United States v. Johanns

HODGSON, Chief Judge

(concurring in part and dissenting in part):

The majority has held that an unmarried officer who has sexual relations with an unmarried enlisted subordinate is neither guilty of improper fraternization nor of conduct unbecoming an officer and a gentleman. I respectfully but adamantly disagree.

Until our decision today the military services had not broken ranks on the issue of whether fraternization is an offense punishable under the Uniform Code of Military Justice. United States v. Rodriquez, ACM 23545 (A.F.C.M.R. 29 October 1982); United States v. Jefferson, 14 M.J. 806 (A.C.M.R.1982); United States v. Rosario, 13 M.J. 552 (A.C.M.R.1982); United States v. Livingston, 8 C.M.R. 206 (A.B.R.1952); pet. denied 8 C.M.R. 178 (C.M.A.1952); United States v. Lovejoy, 41 C.M.R. 777 (N.C.M.R.1969); United States v. Free, 14 C.M.R. 466 (N.B.R.1953). Further both the Court of Military Appeals and the federal courts have held fraternization to be a unique military offense. United States v. Pitasi, 20 U.S.C.M.A. 601, 44 C.M.R. 31 (1970); United States v. Lovejoy, 20 U.S.C.M.A. 18, 42 C.M.R. 210 (1970); see also United States v. Horton, 14 M.J. 96 (C.M.A.1982); Staton v. Froehlke, 390 F.Supp. 503 (D.C.Cir.1975).

Notwithstanding a sizeable body of law to the contrary, the majority has concluded that the prohibition against improper fraternization no longer exists as an offense within the Air Force. My colleagues accurately point out many areas in which the Air Force has fostered the growth of close friendships between officer and enlisted ranks, and, through its own regulations, created circumstances that could be viewed *870as eroding fraternization as prohibited conduct.

Like Judge Snyder, I cannot logically reconcile the Air Force’s position that fraternization that blossoms into marriage is acceptable, while that which continues at a less committed level is wrong. However, I can more readily accept this “pocket of de facto immunity” resulting from marriage than I can the erosion of discipline that, in my view, will result from the elimination of fraternization as an offense.

The prohibition against fraternization by officers with enlisted members is based on preserving military discipline, not social inequality. United States v. Livingston, supra. There is merit in the bromide that “familiarity breeds contempt.” In the context of a military community, orders are to be obeyed, not discussed in the light of the personal relationship between the person giving the order and the individual expected to obey it.
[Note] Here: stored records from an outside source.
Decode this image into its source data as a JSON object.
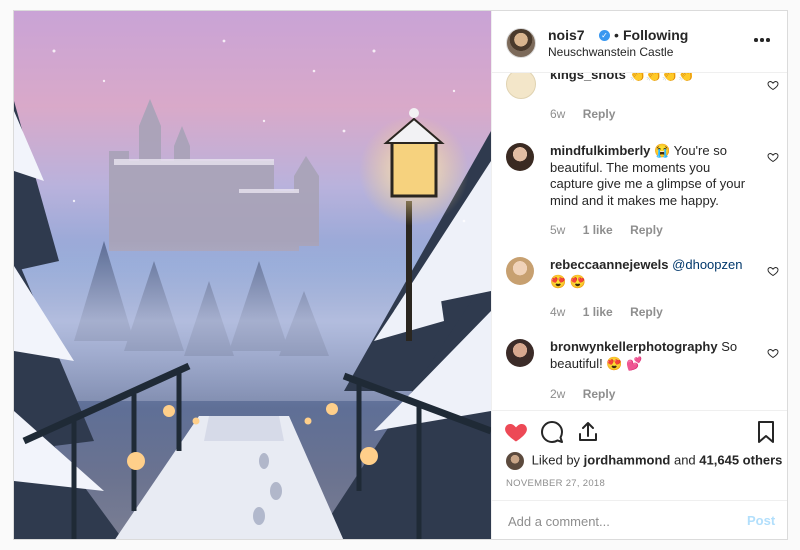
{
  "header": {
    "username": "nois7",
    "separator": "•",
    "follow_status": "Following",
    "location": "Neuschwanstein Castle",
    "verified_icon": "verified-badge-icon",
    "more_icon": "more-options-icon"
  },
  "comments": [
    {
      "username": "kings_shots",
      "text": "👏👏👏👏",
      "age": "6w",
      "likes": "",
      "reply": "Reply"
    },
    {
      "username": "mindfulkimberly",
      "text": "😭  You're so beautiful. The moments you capture give me a glimpse of your mind and it makes me happy.",
      "age": "5w",
      "likes": "1 like",
      "reply": "Reply"
    },
    {
      "username": "rebeccaannejewels",
      "mention": "@dhoopzen",
      "text": "😍 😍",
      "age": "4w",
      "likes": "1 like",
      "reply": "Reply"
    },
    {
      "username": "bronwynkellerphotography",
      "text": "So beautiful! 😍 💕",
      "age": "2w",
      "likes": "",
      "reply": "Reply"
    }
  ],
  "actions": {
    "like_icon": "heart-filled-icon",
    "comment_icon": "comment-icon",
    "share_icon": "share-icon",
    "save_icon": "bookmark-icon"
  },
  "likes": {
    "prefix": "Liked by",
    "user": "jordhammond",
    "conjunction": "and",
    "count": "41,645 others"
  },
  "date": "NOVEMBER 27, 2018",
  "add_comment": {
    "placeholder": "Add a comment...",
    "post_label": "Post"
  },
  "colors": {
    "like_red": "#ed4956",
    "verified_blue": "#3897f0",
    "post_disabled": "#b2dffc",
    "meta_gray": "#8e8e8e"
  }
}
Thus it is the time, the place, and the circumstances which dictate the propriety of the relationship between officer and enlisted members. United States v. Free, supra. The prohibition against fraternization within a military organization serves a valid and necessary purpose in maintaining good order and discipline. United States v. Pitasi, supra; United States v. Lovejoy, supra. Accordingly, in my opinion fraternization remains an offense within the Air Force and is punishable under appropriate circumstances.

Finally, assuming, arguendo, that fraternization no longer exists as an offense within the Air Force, the accused’s conduct with female enlisted subordinates clearly amounts to conduct unbecoming an officer and a gentleman. The majority concludes that since the alleged acts, if committed by an enlisted member would not invoke criminal sanctions, the accused officer therefore, lacks culpability. I cannot accept this premise. A higher standard of conduct is required in law of an officer than is required of others. United States v. Means, 10 M.J. 162 (C.M.A.1981); United States v. Parini, 12 M.J. 679 (A.C.M.R.1981). The Supreme Court of the United States has stated on several occasions that a military officer holds a position of special trust and responsibility. Parker v. Levy, 417 U.S. 733, 94 S.Ct. 2547, 41 L.Ed.2d 439 (1974); Orloff v. Willoughby, 345 U.S. 83, 73 S.Ct. 534, 97 L.Ed. 842 (1953). Senior Judge Hemingway concurring in United States v. Newak, 15 M.J. 541, 545 (A.F.C.M.R.1982), made clear the expected standard. He wrote:

Commissioned officers have a special responsibility to conduct themselves in a manner that promotes discipline, obedience and respect. That responsibility cannot be checked at the gate on the way home at the end of the duty day. [Emphasis added]

An officer who has sexual relations with an enlisted subordinate has acted in a manner that is totally incompatible with promoting discipline, obedience and respect. See generally United States v. King, 16 M.J. 990 (A.C.M.R.1983). This erosion of discipline is as true regarding the officer’s sexual partner as for other military members who invariably hear of the encounter.

For these reasons, I must with deference dissent from Parts II and III of the principal opinion.